Earthen architecture, moreover, has superior thermal properties and provides a flexible building form that adapts well to the surrounding landscape. The school project employed only locally available natural resources and recycled materials, including mud bricks, rubble, straw and reed, which have minimum embodied energy. The project also generated very little waste. Wherever possible, the construction team found new uses for existing materials. For example, rafter ends were reused for other purposes and spare mud bricks were ground and used for plastering. The overall environmental impact was therefore minimal. The project relied on a balance between traditional and contemporary construction techniques. For example, the designers created a new light-weight roof, adapting the double sloping roof of the local earthen housing in the new building but using a light steel structure combined with traditional timber purlins. Another example of contemporary additions was the newly-designed angled openings for the windows, which maximize daylight in the indoor spaces.
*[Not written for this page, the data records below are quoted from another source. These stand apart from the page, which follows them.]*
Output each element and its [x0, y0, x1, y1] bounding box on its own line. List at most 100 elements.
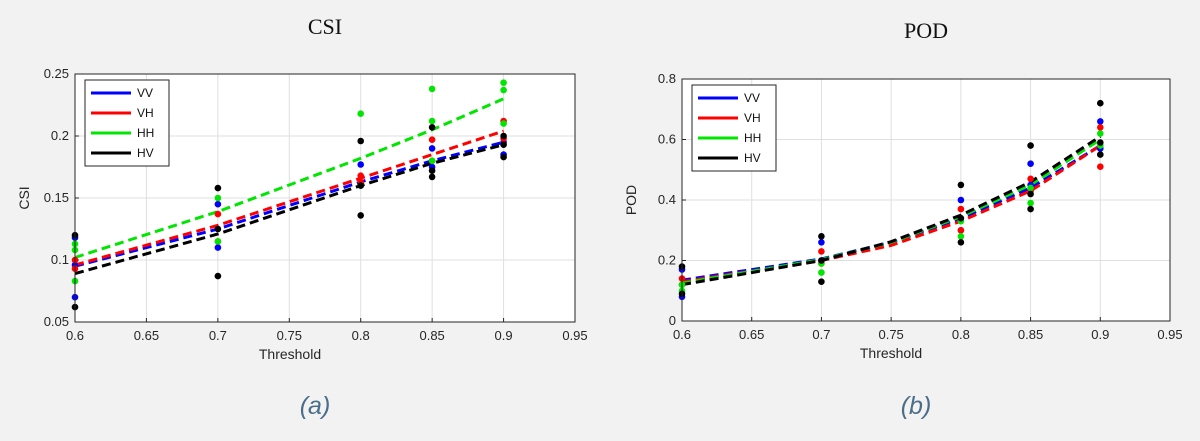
- data-point-hh: [214, 194, 222, 202]
- data-point-hh: [1027, 184, 1034, 192]
- data-point-hv: [818, 233, 825, 240]
- data-point-hv: [1027, 205, 1034, 213]
- legend: VV VH HH HV: [84, 79, 170, 167]
- x-tick-label: 0.6: [66, 328, 84, 343]
- data-point-vv: [1027, 160, 1034, 167]
- data-point-hv: [818, 278, 825, 286]
- x-tick-label: 0.75: [878, 327, 903, 342]
- trend-line-hv: [681, 135, 1102, 287]
- x-tick-label: 0.85: [1018, 327, 1043, 342]
- data-point-vh: [1097, 124, 1104, 131]
- data-point-vh: [1097, 163, 1104, 170]
- data-point-vh: [357, 172, 365, 179]
- data-point-vv: [957, 196, 965, 204]
- data-point-vh: [1027, 175, 1034, 183]
- figure-caption: (b): [901, 392, 932, 420]
- data-point-hh: [500, 86, 507, 94]
- data-point-hh: [1027, 199, 1034, 207]
- data-point-vh: [957, 205, 965, 213]
- x-tick-label: 0.9: [495, 328, 513, 343]
- legend-label-vh: VH: [744, 111, 761, 125]
- y-tick-label: 0.2: [658, 253, 676, 268]
- y-tick-label: 0.2: [51, 128, 69, 143]
- x-axis-label: Threshold: [259, 346, 321, 362]
- data-point-hh: [500, 120, 507, 127]
- data-point-hv: [500, 153, 507, 161]
- data-point-hv: [428, 124, 436, 131]
- data-point-hh: [214, 238, 222, 245]
- x-tick-label: 0.75: [277, 328, 302, 343]
- legend-label-vv: VV: [744, 91, 760, 105]
- x-tick-label: 0.6: [673, 327, 691, 342]
- axes-box: [74, 73, 576, 323]
- chart-panel-pod: 0.6 0.65 0.7 0.75 0.8 0.85 0.9 0.95 0 0.2 0.4 0.6 0.…: [623, 18, 1183, 420]
- x-tick-label: 0.95: [1157, 327, 1182, 342]
- data-point-hh: [500, 79, 507, 86]
- data-point-hh: [428, 157, 436, 165]
- data-point-vv: [357, 161, 365, 168]
- y-tick-label: 0.1: [51, 252, 69, 267]
- legend-label-hv: HV: [744, 151, 761, 165]
- data-point-vv: [1097, 118, 1104, 125]
- data-point-hv: [818, 257, 825, 264]
- data-point-hh: [428, 117, 436, 125]
- data-point-hv: [357, 182, 365, 189]
- data-point-hv: [428, 167, 436, 174]
- legend: VV VH HH HV: [691, 84, 777, 172]
- data-point-vv: [214, 244, 222, 251]
- legend-label-hv: HV: [137, 146, 154, 160]
- data-point-hv: [500, 141, 507, 148]
- legend-label-hh: HH: [137, 126, 154, 140]
- y-tick-label: 0.4: [658, 192, 676, 207]
- axes-box: [681, 78, 1171, 322]
- data-point-hv: [1027, 142, 1034, 149]
- data-point-hv: [957, 181, 965, 189]
- y-tick-label: 0.6: [658, 132, 676, 147]
- chart-title: CSI: [308, 14, 342, 39]
- data-point-hv: [428, 173, 436, 181]
- data-point-hv: [214, 272, 222, 280]
- data-point-hv: [957, 239, 965, 246]
- x-tick-label: 0.65: [134, 328, 159, 343]
- data-point-vh: [957, 227, 965, 234]
- data-point-hv: [357, 212, 365, 219]
- data-point-hh: [957, 233, 965, 240]
- data-point-vh: [214, 210, 222, 218]
- legend-label-hh: HH: [744, 131, 761, 145]
- chart-panel-csi: 0.6 0.65 0.7 0.75 0.8 0.85 0.9 0.95 0.05 0.1 0.15 0…: [16, 14, 588, 420]
- data-point-hv: [1027, 190, 1034, 198]
- y-tick-label: 0: [669, 313, 676, 328]
- x-tick-label: 0.7: [209, 328, 227, 343]
- data-point-hv: [357, 137, 365, 145]
- figure-caption: (a): [300, 392, 331, 420]
- x-tick-label: 0.95: [562, 328, 587, 343]
- y-tick-label: 0.15: [44, 190, 69, 205]
- data-point-hv: [957, 214, 965, 222]
- y-axis-label: POD: [623, 185, 639, 215]
- x-tick-label: 0.85: [419, 328, 444, 343]
- x-axis-label: Threshold: [860, 345, 922, 361]
- x-tick-label: 0.8: [952, 327, 970, 342]
- data-point-hv: [214, 225, 222, 233]
- x-tick-label: 0.9: [1091, 327, 1109, 342]
- y-tick-label: 0.8: [658, 71, 676, 86]
- x-tick-label: 0.7: [812, 327, 830, 342]
- data-point-hv: [1097, 139, 1104, 146]
- data-point-vv: [428, 145, 436, 152]
- data-point-hh: [1097, 130, 1104, 137]
- y-axis-label: CSI: [16, 186, 32, 209]
- data-point-vh: [818, 248, 825, 255]
- chart-title: POD: [904, 18, 948, 43]
- legend-label-vh: VH: [137, 106, 154, 120]
- data-point-vh: [428, 136, 436, 143]
- data-point-hv: [214, 184, 222, 192]
- y-tick-label: 0.25: [44, 66, 69, 81]
- data-point-hh: [428, 85, 436, 93]
- data-point-vv: [818, 239, 825, 246]
- data-point-hv: [500, 132, 507, 140]
- data-point-hh: [818, 269, 825, 276]
- x-tick-label: 0.65: [739, 327, 764, 342]
- data-point-vv: [214, 200, 222, 208]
The team set a priority that the building style could be replicated with ease and efficiency in other new schools across the province. Because of this consideration, the design was made to be adaptable to local circumstances and allow for variation in materials and techniques.

Project Impact

The Maosi Ecological Demonstration Primary School has provided a bright, spacious, safe and comfortable environment in which students can learn. The Ministry of Housing, Urban-Rural Development (MOHURD) has adopted the lessons of the project and intends to apply these in other contexts. If deployed as a prototype, the school could influence the design of an estimated 200,000 new schools in the future.

The construction of the school has provided vital lessons for the community and for educational planners and architects. The combined outcomes of cultural continuity, local pride and the wise employment of local materials contribute to a new sense of environmental responsibility and design excellence.

Quote from the Project Team

"All architectural elements were carefully designed to result in a natural and desirable atmosphere that is harmonious with the surrounding environment and local cultural heritage.”